Metadata Columns Description
Column | Description |
---|---|
seqnames |
Chromosome name (e.g., chr7 , chr17 ) where
the region is located. |
ranges |
Genomic coordinates (start–end) of the regulatory region. |
strand |
Strand information (* means unstranded, typical for
regulatory elements). |
width |
Length of the genomic region in base pairs. |
cell_type |
The specific cell type where the region shows significant
accessibility (e.g., "Acinar" ). |
p_val_adj |
Adjusted p-value from differential accessibility testing (multiple testing corrected).
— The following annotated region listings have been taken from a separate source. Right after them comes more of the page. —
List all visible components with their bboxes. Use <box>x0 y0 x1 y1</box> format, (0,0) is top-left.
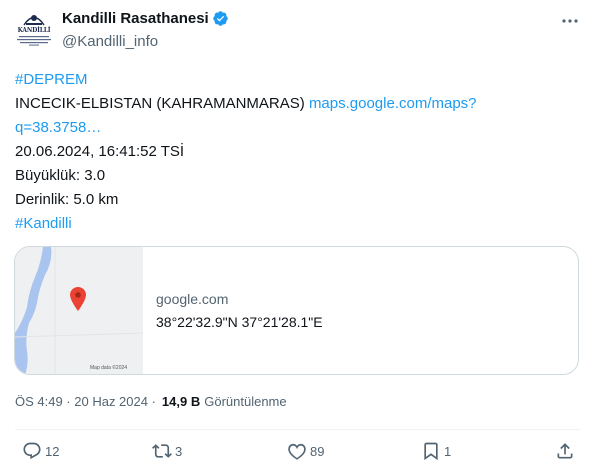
divider <box>15 429 580 430</box>
avatar-logo-text: KANDİLLİ <box>17 27 51 34</box>
more-icon[interactable] <box>560 11 580 31</box>
map-credit: Map data ©2024 <box>90 365 128 371</box>
retweet-count: 3 <box>175 443 183 459</box>
reply-button[interactable]: 12 <box>22 440 59 462</box>
like-icon <box>288 443 306 460</box>
retweet-button[interactable]: 3 <box>152 440 182 462</box>
map-link-continued[interactable]: q=38.3758… <box>15 119 101 136</box>
logo-subtext-lines <box>17 36 51 46</box>
map-pin-icon <box>70 287 86 311</box>
card-title: 38°22'32.9"N 37°21'28.1"E <box>156 314 323 330</box>
like-count: 89 <box>310 443 325 459</box>
avatar[interactable]: KANDİLLİ <box>14 12 54 52</box>
tweet-timestamp[interactable]: ÖS 4:49 · 20 Haz 2024 · <box>15 394 156 409</box>
logo-seal-icon <box>23 15 45 26</box>
map-thumbnail: Map data ©2024 <box>15 247 143 374</box>
magnitude-text: Büyüklük: 3.0 <box>15 167 106 184</box>
location-text: INCECIK-ELBISTAN (KAHRAMANMARAS) <box>15 95 309 112</box>
verified-badge-icon[interactable] <box>212 10 229 27</box>
bookmark-button[interactable]: 1 <box>421 440 451 462</box>
share-icon <box>557 443 573 459</box>
datetime-text: 20.06.2024, 16:41:52 TSİ <box>15 143 185 160</box>
bookmark-count: 1 <box>444 443 452 459</box>
link-card[interactable]: Map data ©2024 google.com 38°22'32.9"N 3… <box>14 246 579 375</box>
tweet-text: #DEPREM INCECIK-ELBISTAN (KAHRAMANMARAS)… <box>15 68 555 236</box>
retweet-icon <box>152 444 172 458</box>
views-label: Görüntülenme <box>204 394 287 409</box>
tweet-meta: ÖS 4:49 · 20 Haz 2024 · 14,9 B Görüntüle… <box>15 394 287 409</box>
author-handle[interactable]: @Kandilli_info <box>62 33 158 50</box>
views-count: 14,9 B <box>161 394 201 409</box>
map-graphic <box>15 247 143 374</box>
author-display-name[interactable]: Kandilli Rasathanesi <box>62 10 209 27</box>
like-button[interactable]: 89 <box>287 440 324 462</box>
author-name-row: Kandilli Rasathanesi <box>62 10 229 27</box>
reply-count: 12 <box>45 443 60 459</box>
card-domain: google.com <box>156 291 229 307</box>
bookmark-icon <box>424 442 438 461</box>
map-link[interactable]: maps.google.com/maps? <box>309 95 477 112</box>
reply-icon <box>23 442 41 460</box>
hashtag-kandilli[interactable]: #Kandilli <box>15 215 72 232</box>
share-button[interactable] <box>555 440 575 462</box>
depth-text: Derinlik: 5.0 km <box>15 191 119 208</box>
hashtag-deprem[interactable]: #DEPREM <box>15 71 88 88</box>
Small values indicate high significance. |
p_val |
Raw p-value from differential accessibility testing. |
avg_log2FC |
Average log2 fold-change in accessibility in the indicated cell type versus others; higher values indicate greater specificity. |
region |
Genomic interval as a string (e.g.,
"chr7:142748901-142749963" ). |
RETSI |
Regulatory Element Tissue Specificity Index; values near 1 indicate high specificity of accessibility to this cell type. |
RETSI_entropy |
Entropy-based measure of specificity, with lower values indicating more cell-type-specific accessibility. |
genes_HPAP, genes_nearest |
Names of genes linked to the regulatory region using co-accessibility or nearest-gene annotation. |
GETSI |
Gene Expression Tissue Specificity Index for linked genes, indicating how specific gene expression is to the cell type. |
GETSI_entropy |
Entropy-based measure of gene expression specificity, similar to RETSI entropy but applied at the transcript level. |
This annotated GRanges
object thus serves as a
comprehensive resource combining genomic location, cell type-specific
accessibility, gene linkage, and expression specificity — facilitating
downstream functional genomics analyses.